Preliminary Protocol:
- Blood samples are taken from patients suspected to be suffering from Human African Sleeping Sickness (Trypanosomiasis), a blood parasite derived from the bite of an infected Tsetse fly. Blood collected is mixed with untransformed E. coli, this removes non-specific binding. Put blood and non-mimotope E. coli in tube together and mix well.
- Suspension is passed through 0.22μm PTFE filter to remove cells and non-specific antibodies.
- Serum antibodies are bound to a Poly-L-Lysine-coated surface (premade eppendorffs), and incubated for ~2hours, mixing occasionally.
- Remove unbound serum and wash 3x PBS
- The surface is blocked to remove regions of non-specific binding with 3% w/v (pre-boiled & filtered) milk solution or 3% milk powder, incubated for ~1hour, mixing occasionally.
- Wash 1x PBS.
- Add prewashed LiTat1.3-(S) culture [see reagents], incubate for ~1 hour, mixing occasionally.
- Wash 3x PBS then add LiTat1.5-(R) culture, incubate for max ~1 hour, mixing occasionally.

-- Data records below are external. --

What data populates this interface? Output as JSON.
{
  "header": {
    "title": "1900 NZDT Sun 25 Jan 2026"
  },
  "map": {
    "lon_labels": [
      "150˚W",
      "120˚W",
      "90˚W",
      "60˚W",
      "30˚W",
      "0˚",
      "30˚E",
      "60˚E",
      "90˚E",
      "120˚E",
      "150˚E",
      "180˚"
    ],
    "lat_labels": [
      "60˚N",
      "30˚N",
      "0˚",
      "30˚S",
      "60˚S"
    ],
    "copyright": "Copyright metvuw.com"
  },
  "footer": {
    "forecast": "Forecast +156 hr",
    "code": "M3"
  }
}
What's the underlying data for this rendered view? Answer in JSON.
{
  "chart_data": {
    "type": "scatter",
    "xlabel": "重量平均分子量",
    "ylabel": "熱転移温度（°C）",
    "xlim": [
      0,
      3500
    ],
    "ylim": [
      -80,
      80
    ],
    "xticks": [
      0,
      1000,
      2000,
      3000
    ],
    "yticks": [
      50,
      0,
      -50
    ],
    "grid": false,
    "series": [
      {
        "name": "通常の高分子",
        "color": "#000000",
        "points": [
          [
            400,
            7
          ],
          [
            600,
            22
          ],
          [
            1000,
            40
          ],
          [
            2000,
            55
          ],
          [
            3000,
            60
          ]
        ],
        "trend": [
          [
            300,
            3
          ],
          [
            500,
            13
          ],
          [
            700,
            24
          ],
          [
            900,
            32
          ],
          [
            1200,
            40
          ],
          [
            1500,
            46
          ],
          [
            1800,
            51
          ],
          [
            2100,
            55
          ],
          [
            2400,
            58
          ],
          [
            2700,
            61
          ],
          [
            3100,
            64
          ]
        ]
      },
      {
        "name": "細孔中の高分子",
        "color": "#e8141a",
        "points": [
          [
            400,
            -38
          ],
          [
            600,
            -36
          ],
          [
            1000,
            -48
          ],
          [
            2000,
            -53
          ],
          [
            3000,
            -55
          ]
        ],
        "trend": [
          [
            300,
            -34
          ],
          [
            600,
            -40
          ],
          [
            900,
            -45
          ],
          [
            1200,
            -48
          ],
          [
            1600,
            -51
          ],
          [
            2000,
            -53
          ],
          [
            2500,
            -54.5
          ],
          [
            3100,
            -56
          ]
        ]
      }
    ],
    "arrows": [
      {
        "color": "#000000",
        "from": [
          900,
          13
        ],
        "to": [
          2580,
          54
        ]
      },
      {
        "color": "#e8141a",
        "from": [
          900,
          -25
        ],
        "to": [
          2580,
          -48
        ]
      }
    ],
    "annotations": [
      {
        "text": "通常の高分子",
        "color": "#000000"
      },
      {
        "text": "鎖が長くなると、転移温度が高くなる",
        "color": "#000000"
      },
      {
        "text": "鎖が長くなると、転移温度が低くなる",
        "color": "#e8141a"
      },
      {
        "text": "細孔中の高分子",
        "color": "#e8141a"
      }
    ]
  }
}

- Wash 3x PBS then add medium.
- Incubate at room temperature or a maximum of 37˚C monitoring for 2-7hours. A green fluorescent response under UV indicates a positive disease diagnosis. This may be repeated by combining cultures expressing different mimotopes, multiple disease phenotypes may be testing simultaneously.
Reagents:
- 0.9% w/v Phosphate-Buffered Saline, sterilised.
- 3% Milk solution may be made from milk powder or from whole milk boiled & filtered in Phosphate-Buffered Saline.
- Eppendorffs are internally coated using 0.01% Poly-L-lysine, incubated at room temperature for 2hours, then washed with sterile water 2-3x. When to be used, the water is removed and the poly-L-lysine allowed to dry (don’t bash!).
- E. coli cultures should be grown in sterile antibiotic medium [see recipes, NCIMB is an excellent source of advice for this]
- Sender cultures must be washed using sterile water or PBS immediately before use.